Pour ce qui est des problèmes reliés à la circulation excessive, aux livraisons anarchiques, aux moteurs bruyants et tournant à l'arrêt, etc., la CSDM promet l'installation de panneaux dirigeant les camions de livraison vers l'entrée située sur la rue Masson, ainsi que de laisser les étudiants stationner sur ses terrains privés les soirs et fins de semaines. Par contre l'entrée principale demeurera sur la rue Parthenais, concentrant ainsi tous les irritants reliés à cette circulation sous les fenêtres des résidents. 

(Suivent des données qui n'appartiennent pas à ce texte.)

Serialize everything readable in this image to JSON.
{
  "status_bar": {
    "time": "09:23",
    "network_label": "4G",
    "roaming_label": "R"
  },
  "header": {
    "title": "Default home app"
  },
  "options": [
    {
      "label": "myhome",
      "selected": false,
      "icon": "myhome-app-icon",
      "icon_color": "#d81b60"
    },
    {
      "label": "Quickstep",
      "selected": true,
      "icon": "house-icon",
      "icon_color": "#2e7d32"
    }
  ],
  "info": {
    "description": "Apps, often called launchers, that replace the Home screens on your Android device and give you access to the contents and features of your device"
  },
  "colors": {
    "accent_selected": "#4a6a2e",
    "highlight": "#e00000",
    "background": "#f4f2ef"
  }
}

Et pour le reste, notamment l'aménagement des rues, "c'est du ressort de l'arrondissement". Certes.
Parions-nous sur le fait qu'elle ne s'occupera pas de relayer les demandes des résidents auprès des élus, dans l'esprit de médiation qu'elle annonce encourager ? Les résidents devront donc aller eux-mêmes faire leurs demandes, seuls, et passer une fois de plus pour les seuls éternels « chiâleux » du milieu. Ne vous en faites pas, ils ont l'habitude.

Enfin, un des irritants majeurs de l'agrandissement des locaux de l'ÉMCM, à savoir l'installation d'un ventilateur monstre sur les toîts de la nouvelle bâtisse, est d'emblée écarté de toute discussion. Le ventilateur en question n'est pas encore en fonction, mais les tests effectués à la fin d'automne et dont nous avons été témoins laissent entrevoir une élévation inquiétante du niveau de bruit ambiant

Doit-on comprendre que la direction de l'École s'octroie le droit de polluer son environnement sonore de façon incontrôlée ?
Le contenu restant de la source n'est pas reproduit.